Opoku-Agyeman, 25, was born five years after Exeter first celebrated Dr. King, but she has already made an impact on how the emerging generation embraces his message. While an undergraduate at the University of Maryland-Baltimore County, she co-founded a nonprofit organization called the Sadie Collective to increase the number of Black women working in quantitative data fields, including economics, data science and public policy.

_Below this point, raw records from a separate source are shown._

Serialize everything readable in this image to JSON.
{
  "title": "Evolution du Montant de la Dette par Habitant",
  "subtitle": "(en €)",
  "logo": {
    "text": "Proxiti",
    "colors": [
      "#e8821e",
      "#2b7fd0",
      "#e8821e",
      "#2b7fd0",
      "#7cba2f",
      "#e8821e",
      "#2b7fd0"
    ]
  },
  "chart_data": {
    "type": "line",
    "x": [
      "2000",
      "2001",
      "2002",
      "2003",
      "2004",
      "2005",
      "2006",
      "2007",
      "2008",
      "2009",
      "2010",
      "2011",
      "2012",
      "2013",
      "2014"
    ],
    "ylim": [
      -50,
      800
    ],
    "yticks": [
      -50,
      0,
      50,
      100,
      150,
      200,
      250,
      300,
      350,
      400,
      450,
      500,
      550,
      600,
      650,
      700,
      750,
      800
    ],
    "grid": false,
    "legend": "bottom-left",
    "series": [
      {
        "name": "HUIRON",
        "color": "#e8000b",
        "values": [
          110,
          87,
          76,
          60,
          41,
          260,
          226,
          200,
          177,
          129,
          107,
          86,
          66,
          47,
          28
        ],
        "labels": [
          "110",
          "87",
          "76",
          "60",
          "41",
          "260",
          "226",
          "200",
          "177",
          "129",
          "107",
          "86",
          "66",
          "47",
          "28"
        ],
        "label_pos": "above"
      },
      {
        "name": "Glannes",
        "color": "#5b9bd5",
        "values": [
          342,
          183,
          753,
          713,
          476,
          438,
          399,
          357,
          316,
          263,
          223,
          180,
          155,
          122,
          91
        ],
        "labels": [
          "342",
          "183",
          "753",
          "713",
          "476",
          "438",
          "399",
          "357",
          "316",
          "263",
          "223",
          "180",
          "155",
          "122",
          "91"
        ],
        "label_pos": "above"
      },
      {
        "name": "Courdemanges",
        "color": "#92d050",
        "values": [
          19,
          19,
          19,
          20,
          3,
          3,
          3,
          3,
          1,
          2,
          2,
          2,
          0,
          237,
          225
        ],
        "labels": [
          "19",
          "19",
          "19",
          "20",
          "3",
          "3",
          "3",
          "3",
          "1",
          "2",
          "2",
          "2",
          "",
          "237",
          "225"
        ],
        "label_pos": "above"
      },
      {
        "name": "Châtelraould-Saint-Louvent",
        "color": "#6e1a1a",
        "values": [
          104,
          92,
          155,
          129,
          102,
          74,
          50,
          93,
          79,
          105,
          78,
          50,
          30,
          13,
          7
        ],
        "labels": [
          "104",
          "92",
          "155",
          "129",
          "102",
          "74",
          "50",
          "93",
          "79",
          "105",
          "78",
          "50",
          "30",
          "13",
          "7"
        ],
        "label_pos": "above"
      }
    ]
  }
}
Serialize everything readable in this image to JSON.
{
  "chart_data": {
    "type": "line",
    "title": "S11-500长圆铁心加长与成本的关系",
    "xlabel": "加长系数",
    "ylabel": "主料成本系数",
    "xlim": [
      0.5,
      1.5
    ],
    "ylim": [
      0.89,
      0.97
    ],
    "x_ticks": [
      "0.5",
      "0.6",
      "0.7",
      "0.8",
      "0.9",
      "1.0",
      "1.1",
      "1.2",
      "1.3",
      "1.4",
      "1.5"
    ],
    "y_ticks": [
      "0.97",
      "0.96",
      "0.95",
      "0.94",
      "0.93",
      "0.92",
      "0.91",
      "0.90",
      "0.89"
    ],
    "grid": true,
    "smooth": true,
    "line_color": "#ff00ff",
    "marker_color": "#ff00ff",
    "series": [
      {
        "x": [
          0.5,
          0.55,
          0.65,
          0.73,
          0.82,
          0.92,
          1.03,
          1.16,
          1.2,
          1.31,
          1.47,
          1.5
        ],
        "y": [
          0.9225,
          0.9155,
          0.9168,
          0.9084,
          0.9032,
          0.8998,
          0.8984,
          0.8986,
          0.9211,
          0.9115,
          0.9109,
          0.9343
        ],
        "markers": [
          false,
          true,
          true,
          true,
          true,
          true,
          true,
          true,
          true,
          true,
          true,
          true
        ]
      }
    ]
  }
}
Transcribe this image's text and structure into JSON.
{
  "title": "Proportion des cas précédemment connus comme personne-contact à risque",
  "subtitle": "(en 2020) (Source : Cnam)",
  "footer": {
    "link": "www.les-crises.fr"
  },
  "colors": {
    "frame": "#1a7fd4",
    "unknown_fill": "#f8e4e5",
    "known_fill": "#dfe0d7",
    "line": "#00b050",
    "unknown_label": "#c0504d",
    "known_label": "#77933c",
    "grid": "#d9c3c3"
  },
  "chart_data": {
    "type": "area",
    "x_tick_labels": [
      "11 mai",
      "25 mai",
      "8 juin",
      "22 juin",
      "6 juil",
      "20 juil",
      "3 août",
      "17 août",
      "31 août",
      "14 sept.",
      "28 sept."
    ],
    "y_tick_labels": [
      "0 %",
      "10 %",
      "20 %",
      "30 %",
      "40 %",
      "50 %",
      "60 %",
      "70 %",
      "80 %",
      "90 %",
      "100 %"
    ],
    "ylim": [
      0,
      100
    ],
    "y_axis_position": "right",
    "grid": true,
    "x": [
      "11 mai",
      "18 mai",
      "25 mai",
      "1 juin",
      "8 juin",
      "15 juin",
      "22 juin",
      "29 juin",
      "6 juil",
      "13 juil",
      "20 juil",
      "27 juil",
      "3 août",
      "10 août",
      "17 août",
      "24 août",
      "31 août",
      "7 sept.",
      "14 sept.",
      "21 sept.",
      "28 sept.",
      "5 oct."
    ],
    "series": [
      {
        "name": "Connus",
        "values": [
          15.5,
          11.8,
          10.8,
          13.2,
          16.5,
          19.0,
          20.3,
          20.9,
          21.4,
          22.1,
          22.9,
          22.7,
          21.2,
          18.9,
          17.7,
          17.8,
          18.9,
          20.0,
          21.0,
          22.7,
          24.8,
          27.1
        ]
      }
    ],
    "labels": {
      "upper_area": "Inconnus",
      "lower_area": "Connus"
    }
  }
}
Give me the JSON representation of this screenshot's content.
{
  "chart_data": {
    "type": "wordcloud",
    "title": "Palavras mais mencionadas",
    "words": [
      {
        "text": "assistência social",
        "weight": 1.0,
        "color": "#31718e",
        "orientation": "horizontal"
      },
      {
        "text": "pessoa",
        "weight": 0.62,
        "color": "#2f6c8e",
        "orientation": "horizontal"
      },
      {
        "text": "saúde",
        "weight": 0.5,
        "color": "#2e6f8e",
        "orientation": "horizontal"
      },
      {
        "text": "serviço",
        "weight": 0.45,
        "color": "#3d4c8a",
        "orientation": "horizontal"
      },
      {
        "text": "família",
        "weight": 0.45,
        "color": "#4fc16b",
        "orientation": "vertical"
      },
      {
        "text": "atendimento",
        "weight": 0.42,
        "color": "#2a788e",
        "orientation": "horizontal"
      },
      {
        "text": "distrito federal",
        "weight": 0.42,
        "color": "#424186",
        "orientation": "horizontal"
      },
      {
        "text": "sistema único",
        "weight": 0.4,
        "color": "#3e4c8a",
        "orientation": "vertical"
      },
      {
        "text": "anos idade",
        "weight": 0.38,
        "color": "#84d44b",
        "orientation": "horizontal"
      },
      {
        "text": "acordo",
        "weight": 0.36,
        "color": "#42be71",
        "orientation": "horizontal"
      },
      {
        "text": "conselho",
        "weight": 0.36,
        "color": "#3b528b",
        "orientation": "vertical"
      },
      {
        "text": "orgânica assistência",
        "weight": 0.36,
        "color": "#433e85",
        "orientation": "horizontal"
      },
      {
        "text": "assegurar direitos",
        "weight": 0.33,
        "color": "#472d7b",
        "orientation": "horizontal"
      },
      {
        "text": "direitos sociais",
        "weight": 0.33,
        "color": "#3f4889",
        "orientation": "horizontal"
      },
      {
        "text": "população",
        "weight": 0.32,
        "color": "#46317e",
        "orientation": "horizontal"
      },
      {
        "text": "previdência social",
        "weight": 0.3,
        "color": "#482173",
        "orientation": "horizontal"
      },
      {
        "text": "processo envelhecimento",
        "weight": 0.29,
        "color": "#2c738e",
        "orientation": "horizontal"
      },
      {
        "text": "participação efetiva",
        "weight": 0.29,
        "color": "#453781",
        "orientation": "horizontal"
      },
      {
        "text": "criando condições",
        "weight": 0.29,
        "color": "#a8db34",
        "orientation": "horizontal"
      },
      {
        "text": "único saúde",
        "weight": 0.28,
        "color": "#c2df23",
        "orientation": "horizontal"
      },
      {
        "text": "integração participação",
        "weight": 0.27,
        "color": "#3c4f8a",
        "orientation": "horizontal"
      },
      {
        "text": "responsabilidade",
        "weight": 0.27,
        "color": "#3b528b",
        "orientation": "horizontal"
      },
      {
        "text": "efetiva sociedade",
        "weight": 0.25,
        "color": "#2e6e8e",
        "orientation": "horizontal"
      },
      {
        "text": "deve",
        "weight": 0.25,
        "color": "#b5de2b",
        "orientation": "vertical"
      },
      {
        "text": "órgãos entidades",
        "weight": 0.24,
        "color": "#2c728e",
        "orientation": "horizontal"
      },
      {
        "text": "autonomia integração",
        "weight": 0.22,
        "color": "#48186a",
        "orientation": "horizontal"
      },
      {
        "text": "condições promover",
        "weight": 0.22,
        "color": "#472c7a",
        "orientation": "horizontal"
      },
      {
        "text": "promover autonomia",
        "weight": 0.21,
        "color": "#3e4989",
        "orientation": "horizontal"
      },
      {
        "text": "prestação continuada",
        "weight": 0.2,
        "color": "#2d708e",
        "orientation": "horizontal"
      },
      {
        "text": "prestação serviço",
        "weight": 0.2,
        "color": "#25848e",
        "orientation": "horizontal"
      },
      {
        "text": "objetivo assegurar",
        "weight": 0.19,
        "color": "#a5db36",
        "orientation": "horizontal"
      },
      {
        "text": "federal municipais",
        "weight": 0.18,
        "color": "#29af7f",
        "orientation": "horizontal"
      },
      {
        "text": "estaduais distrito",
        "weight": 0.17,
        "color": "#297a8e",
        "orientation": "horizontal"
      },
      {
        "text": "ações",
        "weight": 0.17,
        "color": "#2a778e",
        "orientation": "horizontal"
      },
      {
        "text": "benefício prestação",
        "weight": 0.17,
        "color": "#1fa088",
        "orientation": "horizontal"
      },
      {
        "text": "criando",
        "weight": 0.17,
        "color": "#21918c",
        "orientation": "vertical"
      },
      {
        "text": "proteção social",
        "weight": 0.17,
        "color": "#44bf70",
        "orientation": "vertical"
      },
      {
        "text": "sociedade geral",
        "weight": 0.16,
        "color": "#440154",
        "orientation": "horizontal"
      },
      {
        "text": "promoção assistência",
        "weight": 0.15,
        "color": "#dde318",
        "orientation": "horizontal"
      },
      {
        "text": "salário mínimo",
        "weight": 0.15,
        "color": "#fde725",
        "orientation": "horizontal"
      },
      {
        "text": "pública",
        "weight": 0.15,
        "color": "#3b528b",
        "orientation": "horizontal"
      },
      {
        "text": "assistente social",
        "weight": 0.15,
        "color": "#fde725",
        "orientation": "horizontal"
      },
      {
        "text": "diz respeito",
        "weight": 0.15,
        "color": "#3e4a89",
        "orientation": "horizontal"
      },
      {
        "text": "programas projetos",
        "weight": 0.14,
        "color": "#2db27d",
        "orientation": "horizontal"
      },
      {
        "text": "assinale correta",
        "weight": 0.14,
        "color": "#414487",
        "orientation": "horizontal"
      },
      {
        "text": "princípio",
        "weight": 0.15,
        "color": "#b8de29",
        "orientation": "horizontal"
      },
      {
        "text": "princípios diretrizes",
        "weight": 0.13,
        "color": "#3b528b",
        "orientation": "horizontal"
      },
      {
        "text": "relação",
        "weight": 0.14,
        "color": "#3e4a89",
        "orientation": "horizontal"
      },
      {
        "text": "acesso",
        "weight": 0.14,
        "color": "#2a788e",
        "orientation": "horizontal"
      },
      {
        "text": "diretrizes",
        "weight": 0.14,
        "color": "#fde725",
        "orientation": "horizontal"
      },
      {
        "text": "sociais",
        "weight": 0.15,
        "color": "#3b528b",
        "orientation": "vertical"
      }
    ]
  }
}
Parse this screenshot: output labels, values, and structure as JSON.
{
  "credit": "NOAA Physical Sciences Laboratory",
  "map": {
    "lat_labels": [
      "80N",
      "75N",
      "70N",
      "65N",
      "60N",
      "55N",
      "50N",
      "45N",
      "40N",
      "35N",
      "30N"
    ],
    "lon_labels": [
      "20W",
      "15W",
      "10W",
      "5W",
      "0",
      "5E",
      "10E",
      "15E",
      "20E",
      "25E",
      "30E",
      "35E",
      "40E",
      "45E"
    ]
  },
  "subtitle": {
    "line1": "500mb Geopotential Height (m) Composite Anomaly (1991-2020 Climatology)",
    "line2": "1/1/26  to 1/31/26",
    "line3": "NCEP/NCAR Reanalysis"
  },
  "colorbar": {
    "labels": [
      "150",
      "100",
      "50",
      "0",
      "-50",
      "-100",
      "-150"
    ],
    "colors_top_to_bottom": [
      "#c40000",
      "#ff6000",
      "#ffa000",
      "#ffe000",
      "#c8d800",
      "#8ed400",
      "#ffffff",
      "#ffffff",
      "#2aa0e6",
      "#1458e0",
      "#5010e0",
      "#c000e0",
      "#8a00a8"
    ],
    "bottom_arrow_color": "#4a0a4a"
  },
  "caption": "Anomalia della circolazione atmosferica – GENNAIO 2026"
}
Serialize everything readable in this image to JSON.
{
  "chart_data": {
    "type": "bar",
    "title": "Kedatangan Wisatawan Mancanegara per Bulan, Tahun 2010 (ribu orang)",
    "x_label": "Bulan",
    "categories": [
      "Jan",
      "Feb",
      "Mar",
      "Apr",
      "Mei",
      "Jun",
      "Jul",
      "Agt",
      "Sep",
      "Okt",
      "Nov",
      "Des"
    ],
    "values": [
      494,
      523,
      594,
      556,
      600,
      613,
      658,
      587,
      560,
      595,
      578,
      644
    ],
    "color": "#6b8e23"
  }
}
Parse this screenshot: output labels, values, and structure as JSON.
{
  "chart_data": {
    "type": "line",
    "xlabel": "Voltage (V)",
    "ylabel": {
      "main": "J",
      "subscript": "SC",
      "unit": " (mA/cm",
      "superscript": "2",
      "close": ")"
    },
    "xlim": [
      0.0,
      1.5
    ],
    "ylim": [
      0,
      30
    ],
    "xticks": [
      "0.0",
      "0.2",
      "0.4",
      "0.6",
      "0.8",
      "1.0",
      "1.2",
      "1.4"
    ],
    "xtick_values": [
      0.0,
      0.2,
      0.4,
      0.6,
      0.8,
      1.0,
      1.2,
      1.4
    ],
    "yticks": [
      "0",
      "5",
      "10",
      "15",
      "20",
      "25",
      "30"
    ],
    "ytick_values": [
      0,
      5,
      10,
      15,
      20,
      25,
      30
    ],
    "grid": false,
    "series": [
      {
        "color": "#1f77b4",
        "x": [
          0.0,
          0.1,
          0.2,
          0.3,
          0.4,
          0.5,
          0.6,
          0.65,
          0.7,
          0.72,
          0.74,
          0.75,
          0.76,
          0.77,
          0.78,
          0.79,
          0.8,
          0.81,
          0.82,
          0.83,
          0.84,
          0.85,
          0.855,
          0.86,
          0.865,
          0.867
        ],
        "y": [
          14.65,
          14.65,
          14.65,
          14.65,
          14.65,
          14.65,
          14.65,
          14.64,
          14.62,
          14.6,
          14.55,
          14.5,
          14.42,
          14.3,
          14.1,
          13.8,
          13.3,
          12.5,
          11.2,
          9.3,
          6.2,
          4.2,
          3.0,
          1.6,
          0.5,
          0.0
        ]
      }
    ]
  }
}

Now a graduate student at Harvard Kennedy School studying public policy and economics, Opoku-Agyeman edited a collection of essays by Black experts across a spectrum of fields that make up the book The Black Agenda: Bold Solutions for a Broken System, due in bookstores in February.
Her remarks Monday were directed at students not much younger than herself, and her messages were powerful in their straightforwardness: show up for others, especially those outside communities of which you are a part; establish a culture that fosters diversity organically rather than worrying about it after the fact; leave a legacy to make the path easier for those who follow in your footsteps.
Asked in the ensuing question-and-answer session if the effort is worth it, especially in the face of slow progress, Opoku-Agyeman replied, “One hundred percent,” citing the social-justice protests during the summer of 2020 as evidence. “Just ordinary folks, everybody and their grandma, was out there, and it shifted things. You had corporations that, a year prior would never have said ‘Black lives matter,’ tweeting it and putting it in their banners. Granted, a lot of it was performative, but even just the shift in conversation has prompted so many more Black folks being recognized.
“The conversation is happening, people are talking about it — even if they don’t want to.”
The day continued with a series of virtual breakout workshops featuring speakers and discussion across a variety of topics.
In the “Advancing Justice and Insuring Inclusion in Tech” workshop, Bie Aweh explained her role in ensuring equity and inclusion are a part of the ever-growing landscape of the tech industry. As a leader at the online food delivery platform DoorDash, Aweh works to connect underrepresented communities to the tech world. Aweh stressed the importance of creating pathways for minorities to break into emerging fields. A valuable tool in that pursuit, she explained to the around 80 students in attendance, is mentorship.
“The lesson here is being able to identify what your personal North Star is and connecting with people who help you to get to the next level and challenge you to get outside your comfort zone.”
While Aweh’s workshop looked to the future, another explored the past. Students in the “Black Heritage Trail of New Hampshire” breakout session learned about Black history in the Granite State dating back to the 1600s. Speaker Nur Shoop runs the “Thirst for Freedom” tour out of Portsmouth, which focuses on the impact Blacks have had on the Seacoast from the time of slavery through the civil rights movement of the 20th century.
In a conversation moderated by Xavier Ross ‘22, Shoop explained how some of the historic buildings in the town of Exeter once housed enslaved people and touched on other unsavory moments from the area’s more recent which includes marches by the Ku Klux Klan as recently as the early 1990s.
“This is not something that was 100 years ago, 200 years ago, this is current,” she said.
Shoop also talked about the 2003 discovery of an 18th century freed enslaved person burial ground in Portsmouth. The city reburied the dead as part of the Portsmouth African Burying Ground Memorial Park which opened in 2015.
Other workshops were built around creating healing art; how the principles of yoga have encouraged the discipline of non-violence in social justice fight; the religious and interfaith communities’ role in the civil rights movement; and chemistry and its service to the community.
In introducing the day’s programming Stephanie Bramlett, Exeter’s director of equity and inclusion, encouraged the students to challenge themselves and to “dream as a community, dream big,” she said. “As we learn our history, how can we use it to build, to be a better a future?”